4. Aux termes de l'article L. 1522-1 du code général des collectivités territoriales : " Les assemblées délibérantes des communes, des départements, des régions et de leurs groupements peuvent, à l'effet de créer des sociétés d'économie mixte locales mentionnées à l'article L. 1521-1, acquérir des actions ou recevoir, à titre de redevance, des actions d'apports, émises par ces sociétés. / Les prises de participation sont subordonnées aux conditions suivantes : 1° La société revêt la forme de société anonyme régie par le livre II du code de commerce, sous réserve des dispositions du présent titre () ".

5. Il résulte de ces dispositions que la SÉMIVIM est une personne de droit privé. Il ne résulte pas de l'instruction qu'une ou des personnes publiques contrôlerait, seule ou conjointement avec d'autres personnes publiques, son organisation et son fonctionnement. Il ne résulte pas non plus de l'instruction que la SÉMIVIM aurait agi, pour la passation du marché en cause, au nom et pour le compte d'une personne publique et non en son nom et pour son propre compte. Ce contrat ne constitue pas, par ailleurs, l'accessoire d'un contrat de droit public. Il suit de là que la juridiction judiciaire est compétente pour connaître du présent litige relatif à la procédure de passation, par cette société, avec une autre personne privée, d'un marché ayant la nature d'un contrat de droit privé.

6. Il résulte de ce qui précède que la requête de la société Coriance doit être rejetée comme portée devant une juridiction incompétente pour en connaître.

7. Les dispositions de l'article L. 761-1 du code de justice administrative font obstacle à ce que la somme demandée par la société Coriance au titre des frais de l'instance soit mise à la charge de la SÉMIVIM, qui n'est pas partie perdante dans la présente instance. Il n'y a pas lieu, dans les circonstances de l'espèce, de mettre à la charge de la société Coriance la somme que demandent les sociétés SÉMIVIM et Engie énergie services sur le fondement des mêmes dispositions.

O R D O N N E :

Article 1er : La requête de la société Coriance est rejetée comme étant portée devant une juridiction incompétente pour en connaître.

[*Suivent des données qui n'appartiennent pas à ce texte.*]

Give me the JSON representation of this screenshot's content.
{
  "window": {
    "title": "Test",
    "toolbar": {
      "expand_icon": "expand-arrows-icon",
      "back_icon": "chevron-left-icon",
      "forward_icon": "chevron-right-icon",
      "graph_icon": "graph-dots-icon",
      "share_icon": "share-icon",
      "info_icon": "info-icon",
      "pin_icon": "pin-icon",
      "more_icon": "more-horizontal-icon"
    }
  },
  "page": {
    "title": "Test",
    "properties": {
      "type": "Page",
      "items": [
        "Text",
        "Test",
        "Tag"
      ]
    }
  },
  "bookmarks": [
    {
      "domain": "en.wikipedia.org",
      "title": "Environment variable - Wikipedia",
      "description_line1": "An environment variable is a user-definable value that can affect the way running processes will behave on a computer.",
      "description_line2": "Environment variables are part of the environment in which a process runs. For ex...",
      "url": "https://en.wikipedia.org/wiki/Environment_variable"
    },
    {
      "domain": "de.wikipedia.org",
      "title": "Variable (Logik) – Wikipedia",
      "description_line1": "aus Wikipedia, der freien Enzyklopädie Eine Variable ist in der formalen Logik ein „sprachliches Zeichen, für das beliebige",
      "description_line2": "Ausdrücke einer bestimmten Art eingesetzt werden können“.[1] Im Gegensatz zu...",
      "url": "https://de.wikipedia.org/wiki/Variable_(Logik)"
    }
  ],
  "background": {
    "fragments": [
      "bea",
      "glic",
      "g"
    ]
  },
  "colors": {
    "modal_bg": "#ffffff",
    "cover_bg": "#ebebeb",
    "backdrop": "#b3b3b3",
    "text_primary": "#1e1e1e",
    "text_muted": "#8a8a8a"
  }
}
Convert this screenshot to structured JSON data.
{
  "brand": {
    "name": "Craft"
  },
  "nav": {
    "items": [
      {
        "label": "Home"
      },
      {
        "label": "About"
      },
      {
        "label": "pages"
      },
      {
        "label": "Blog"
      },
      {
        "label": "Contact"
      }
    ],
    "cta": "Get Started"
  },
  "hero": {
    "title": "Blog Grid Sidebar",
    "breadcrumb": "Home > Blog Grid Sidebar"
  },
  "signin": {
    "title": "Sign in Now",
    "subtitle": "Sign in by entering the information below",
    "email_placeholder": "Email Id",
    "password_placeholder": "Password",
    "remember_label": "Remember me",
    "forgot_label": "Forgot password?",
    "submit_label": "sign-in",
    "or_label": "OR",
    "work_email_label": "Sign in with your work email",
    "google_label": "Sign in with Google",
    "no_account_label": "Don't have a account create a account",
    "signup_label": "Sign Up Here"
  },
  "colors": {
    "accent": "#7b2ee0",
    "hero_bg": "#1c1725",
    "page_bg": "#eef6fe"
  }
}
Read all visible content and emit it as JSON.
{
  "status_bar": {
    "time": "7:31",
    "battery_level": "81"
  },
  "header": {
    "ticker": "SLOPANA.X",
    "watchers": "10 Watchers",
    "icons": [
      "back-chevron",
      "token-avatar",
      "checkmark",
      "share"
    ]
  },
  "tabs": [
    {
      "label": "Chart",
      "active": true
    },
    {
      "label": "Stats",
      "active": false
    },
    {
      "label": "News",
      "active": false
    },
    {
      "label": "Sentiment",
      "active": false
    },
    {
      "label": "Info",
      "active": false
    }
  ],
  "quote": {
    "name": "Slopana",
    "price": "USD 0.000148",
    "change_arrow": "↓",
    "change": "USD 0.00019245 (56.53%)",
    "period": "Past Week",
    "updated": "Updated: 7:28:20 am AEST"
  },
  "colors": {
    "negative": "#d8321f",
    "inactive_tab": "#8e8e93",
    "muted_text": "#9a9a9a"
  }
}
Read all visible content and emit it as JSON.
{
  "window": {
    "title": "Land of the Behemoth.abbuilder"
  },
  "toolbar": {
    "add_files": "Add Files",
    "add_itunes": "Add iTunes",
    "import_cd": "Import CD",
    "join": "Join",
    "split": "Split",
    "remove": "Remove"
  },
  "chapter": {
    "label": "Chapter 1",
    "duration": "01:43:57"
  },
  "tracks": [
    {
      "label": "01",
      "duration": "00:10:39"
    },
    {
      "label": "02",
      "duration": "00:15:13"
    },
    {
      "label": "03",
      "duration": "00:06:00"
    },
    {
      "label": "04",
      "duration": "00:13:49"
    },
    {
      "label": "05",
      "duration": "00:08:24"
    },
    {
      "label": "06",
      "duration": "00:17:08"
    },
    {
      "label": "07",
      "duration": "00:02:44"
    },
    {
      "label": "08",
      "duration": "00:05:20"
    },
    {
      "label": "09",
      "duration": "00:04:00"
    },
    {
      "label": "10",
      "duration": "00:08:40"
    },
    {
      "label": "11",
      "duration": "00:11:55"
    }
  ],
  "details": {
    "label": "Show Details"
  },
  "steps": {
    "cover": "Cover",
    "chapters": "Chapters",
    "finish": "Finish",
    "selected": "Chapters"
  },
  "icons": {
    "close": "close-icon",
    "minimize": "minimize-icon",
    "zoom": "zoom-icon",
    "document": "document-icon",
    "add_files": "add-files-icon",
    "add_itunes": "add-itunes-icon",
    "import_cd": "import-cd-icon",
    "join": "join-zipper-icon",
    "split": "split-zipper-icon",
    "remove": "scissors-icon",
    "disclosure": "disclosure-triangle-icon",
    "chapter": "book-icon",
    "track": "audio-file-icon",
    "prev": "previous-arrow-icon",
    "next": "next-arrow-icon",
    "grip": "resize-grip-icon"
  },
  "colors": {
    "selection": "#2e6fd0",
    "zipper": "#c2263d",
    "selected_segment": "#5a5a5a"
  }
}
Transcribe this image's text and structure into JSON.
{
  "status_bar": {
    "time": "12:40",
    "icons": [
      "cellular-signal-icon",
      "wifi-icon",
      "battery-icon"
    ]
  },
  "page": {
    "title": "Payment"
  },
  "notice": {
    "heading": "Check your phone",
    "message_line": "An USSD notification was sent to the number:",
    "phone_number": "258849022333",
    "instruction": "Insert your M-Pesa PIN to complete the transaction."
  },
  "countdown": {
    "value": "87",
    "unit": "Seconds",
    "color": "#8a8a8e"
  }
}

Article 2 : Les conclusions présentées par les parties à l'instance sur le fondement des dispositions de l'article L. 761-1 du code de justice administrative sont rejetées.

Article 3 : La présente ordonnance sera notifiée à la société Coriance, à la SÉMIVIM et à la société Engie énergie services.

Le juge des référés,

Signé

P-Y. GONNEAU

La République mande et ordonne au préfet des Bouches-du-Rhône en ce qui le concerne ou à tous commissaires de justice à ce requis en ce qui concerne les voies de droit commun contre les parties privées, de pourvoir à l'exécution de la présente décision.